6.4. It is already harming lesbian and gay boys who get the message they must be transgender, rather than homosexual and seek puberty blockers, surgery and cross sex hormones. There is a sharp unexplained rise in girls who did not have dysphoria when younger, who feel different, dislike the changes of puberty and the sexualisation of girls. Lowering the age would have the inevitable result of more young people who regret their transition but are left with irreversible lifelong consequences. The government should not be encouraging young people to believe that biological sex can be changed and means nothing.

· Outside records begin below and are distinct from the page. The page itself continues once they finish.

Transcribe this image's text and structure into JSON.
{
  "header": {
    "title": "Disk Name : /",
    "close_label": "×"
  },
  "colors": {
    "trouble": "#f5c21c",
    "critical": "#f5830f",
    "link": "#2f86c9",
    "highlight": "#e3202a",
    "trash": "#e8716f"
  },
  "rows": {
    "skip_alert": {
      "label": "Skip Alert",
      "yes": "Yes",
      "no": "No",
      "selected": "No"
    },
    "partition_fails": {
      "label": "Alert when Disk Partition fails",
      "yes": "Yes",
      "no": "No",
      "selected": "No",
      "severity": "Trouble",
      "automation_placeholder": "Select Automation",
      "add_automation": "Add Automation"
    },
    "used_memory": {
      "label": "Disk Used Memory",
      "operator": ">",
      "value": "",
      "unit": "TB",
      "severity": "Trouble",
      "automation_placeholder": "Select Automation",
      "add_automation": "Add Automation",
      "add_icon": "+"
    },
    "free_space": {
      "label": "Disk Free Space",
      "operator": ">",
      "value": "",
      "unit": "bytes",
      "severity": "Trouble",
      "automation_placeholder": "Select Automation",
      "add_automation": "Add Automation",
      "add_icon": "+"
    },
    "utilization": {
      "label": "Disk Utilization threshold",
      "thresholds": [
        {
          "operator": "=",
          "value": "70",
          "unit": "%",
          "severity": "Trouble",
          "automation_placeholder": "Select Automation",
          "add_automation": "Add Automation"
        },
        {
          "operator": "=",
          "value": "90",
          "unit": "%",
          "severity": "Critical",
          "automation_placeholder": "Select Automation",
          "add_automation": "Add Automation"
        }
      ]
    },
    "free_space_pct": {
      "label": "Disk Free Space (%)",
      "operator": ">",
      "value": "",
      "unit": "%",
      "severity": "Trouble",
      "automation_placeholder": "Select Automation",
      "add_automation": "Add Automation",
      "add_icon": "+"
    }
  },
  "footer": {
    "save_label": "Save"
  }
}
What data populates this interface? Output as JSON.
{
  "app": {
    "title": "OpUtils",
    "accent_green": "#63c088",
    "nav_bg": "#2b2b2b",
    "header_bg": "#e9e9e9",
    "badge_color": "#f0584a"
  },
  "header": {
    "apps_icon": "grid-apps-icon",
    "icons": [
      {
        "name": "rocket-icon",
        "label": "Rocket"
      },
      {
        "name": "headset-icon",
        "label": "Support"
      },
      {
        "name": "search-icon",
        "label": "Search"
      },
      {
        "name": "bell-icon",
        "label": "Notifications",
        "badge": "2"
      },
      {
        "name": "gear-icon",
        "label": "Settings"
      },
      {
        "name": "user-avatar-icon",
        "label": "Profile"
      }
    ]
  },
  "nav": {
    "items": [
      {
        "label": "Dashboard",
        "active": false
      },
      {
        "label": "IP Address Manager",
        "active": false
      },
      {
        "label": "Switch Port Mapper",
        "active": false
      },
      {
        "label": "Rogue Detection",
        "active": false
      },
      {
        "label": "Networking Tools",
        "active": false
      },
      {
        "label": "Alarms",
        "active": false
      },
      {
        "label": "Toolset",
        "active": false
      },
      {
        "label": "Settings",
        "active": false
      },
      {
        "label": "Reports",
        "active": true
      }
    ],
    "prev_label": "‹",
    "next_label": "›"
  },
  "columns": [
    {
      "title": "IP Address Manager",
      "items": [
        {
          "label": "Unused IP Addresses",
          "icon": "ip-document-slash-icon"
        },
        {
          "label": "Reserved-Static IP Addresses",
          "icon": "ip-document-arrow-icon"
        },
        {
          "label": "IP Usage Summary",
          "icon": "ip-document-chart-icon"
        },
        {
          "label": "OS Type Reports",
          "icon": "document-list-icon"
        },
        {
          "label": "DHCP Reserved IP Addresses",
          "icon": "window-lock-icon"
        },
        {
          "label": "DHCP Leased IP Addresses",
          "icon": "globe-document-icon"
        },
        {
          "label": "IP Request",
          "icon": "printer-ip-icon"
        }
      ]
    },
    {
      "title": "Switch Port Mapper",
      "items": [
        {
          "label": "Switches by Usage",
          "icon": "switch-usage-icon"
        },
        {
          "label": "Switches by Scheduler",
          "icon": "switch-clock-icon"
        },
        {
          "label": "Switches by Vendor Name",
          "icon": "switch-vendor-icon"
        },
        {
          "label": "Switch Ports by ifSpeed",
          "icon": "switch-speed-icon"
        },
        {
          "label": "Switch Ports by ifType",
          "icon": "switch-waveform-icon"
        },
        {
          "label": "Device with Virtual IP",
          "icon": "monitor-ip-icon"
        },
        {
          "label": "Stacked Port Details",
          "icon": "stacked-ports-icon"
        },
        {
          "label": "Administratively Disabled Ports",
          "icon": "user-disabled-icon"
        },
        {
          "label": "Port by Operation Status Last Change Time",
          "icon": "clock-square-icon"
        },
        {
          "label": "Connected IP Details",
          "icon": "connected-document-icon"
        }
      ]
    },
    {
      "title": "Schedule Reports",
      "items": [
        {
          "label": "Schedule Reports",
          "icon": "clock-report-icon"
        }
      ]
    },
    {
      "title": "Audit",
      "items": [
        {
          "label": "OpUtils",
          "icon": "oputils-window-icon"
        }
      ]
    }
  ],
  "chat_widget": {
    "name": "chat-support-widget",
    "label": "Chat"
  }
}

6.5. As Dr Az Hakeem MBBS, FRCPsych, Msc M.InstGA Consultant Psychiatrist, Visiting Professor in Psychiatry & Applied Psychotherapy, former Tavistock Clinic psychiatrist and psychotherapist notes in his book Trans, people develop how they describe their childhoods over the time they attend clinic to state they were always transgender. He emphasises how non-invasive ethical psychotherapeutic treatment can help people. Children may be doing the same online before getting to clinic. Enabling children and young people to get a GRC will prevent them from resolving their distress without hormones, surgery and long term physical consequences.
7.1. The striking issue about transition, transgender rights and the provision of single sex spaces, services and sports is how little data is collected, how much longitudinal data is missing and how equality impact assessments on the effect of the law, policy and operational decisions on women (and other protected characteristics) are also missing or poorly done.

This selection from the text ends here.